Pelaksana Tugas (Plt) Deputi Penindakan dan Eksekusi KPK, Asep Guntur Rahayu, menjelaskan bahwa keterangan dari Gubernur BI, pejabat BI, dan pejabat OJK diperlukan untuk memperjelas konstruksi perkara yang sedang diusut.
“Apakah ada permintaan sesuatu terkait dengan anggaran atau apanya. Ini yang akan didalami dari orang-orang ini, termasuk dari Pak PW kemudian juga dari Ibu F dan tentunya juga dari OJK dan mitra kerja dari Komisi XI lainnya,” kata Asep di Gedung Merah Putih, Jakarta, pada Kamis (7/8).
Dalam kasus ini, KPK telah menetapkan dua anggota DPR, Heru Gunawan dan Satori, sebagai tersangka. Heru Gunawan diduga menerima uang sebesar Rp15,86 miliar, yang kemudian diarahkan untuk dibukakan rekening baru guna menampung dana pencairan melalui setor tunai.
Sementara itu, Satori diduga menerima uang senilai Rp12,52 miliar. Uang tersebut digunakan untuk keperluan pribadi, termasuk deposito, pembelian tanah, pembangunan showroom, pembelian kendaraan roda dua, dan aset lainnya.
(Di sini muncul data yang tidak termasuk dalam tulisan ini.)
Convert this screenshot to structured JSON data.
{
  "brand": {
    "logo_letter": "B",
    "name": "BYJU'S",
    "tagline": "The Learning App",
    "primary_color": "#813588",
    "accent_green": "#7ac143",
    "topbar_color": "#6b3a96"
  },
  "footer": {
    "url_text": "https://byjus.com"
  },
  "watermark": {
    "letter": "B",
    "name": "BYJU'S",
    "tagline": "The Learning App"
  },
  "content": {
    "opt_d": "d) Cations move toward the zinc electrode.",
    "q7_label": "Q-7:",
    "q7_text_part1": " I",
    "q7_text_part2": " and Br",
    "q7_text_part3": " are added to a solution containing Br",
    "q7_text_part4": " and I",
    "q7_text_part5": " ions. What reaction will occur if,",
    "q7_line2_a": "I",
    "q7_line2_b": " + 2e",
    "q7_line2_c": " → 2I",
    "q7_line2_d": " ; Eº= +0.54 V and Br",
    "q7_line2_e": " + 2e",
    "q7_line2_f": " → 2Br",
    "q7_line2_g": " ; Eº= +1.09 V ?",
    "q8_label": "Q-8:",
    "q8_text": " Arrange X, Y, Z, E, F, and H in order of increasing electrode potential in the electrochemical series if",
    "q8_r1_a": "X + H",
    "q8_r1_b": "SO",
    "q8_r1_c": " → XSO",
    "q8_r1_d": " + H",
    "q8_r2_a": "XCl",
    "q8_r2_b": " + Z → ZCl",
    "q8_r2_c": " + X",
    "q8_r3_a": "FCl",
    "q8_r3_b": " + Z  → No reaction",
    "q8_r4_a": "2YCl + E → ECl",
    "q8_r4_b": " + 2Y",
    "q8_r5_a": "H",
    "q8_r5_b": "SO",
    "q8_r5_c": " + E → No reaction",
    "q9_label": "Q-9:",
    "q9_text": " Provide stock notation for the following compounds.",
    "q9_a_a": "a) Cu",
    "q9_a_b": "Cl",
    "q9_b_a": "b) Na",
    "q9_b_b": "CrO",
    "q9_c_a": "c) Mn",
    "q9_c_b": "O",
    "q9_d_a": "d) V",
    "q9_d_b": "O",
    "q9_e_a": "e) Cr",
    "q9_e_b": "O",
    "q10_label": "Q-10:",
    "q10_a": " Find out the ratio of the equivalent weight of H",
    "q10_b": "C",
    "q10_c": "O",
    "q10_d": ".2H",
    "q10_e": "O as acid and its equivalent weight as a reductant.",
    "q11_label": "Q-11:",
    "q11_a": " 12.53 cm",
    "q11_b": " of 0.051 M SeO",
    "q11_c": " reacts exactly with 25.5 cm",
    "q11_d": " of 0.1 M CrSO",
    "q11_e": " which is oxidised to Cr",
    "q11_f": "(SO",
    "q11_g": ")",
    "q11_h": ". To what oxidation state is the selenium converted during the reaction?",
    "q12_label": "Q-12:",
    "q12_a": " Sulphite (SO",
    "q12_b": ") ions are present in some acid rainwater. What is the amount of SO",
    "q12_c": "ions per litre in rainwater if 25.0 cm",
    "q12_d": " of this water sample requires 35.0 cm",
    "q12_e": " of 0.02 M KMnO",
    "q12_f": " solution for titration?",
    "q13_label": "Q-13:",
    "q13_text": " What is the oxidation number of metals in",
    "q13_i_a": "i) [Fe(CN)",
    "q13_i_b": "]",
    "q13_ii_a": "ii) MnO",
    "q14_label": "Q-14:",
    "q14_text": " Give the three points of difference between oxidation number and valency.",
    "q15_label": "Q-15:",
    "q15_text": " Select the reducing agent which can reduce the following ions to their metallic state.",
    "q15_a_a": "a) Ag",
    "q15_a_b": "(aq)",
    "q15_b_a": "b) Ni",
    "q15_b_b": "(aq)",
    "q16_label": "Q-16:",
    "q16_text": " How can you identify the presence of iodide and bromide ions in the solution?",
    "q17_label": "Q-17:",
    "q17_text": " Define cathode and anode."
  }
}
“Seperti deposito, pembelian tanah, pembangunan showroom, pembelian kendaraan roda dua, serta pembelian aset lainnya,” tuturnya.
KPK menduga Satori merekayasa transaksi perbankan dengan melibatkan salah satu bank daerah untuk menyamarkan penempatan dan pencairan deposito agar tidak terlacak dalam rekening koran. (DR)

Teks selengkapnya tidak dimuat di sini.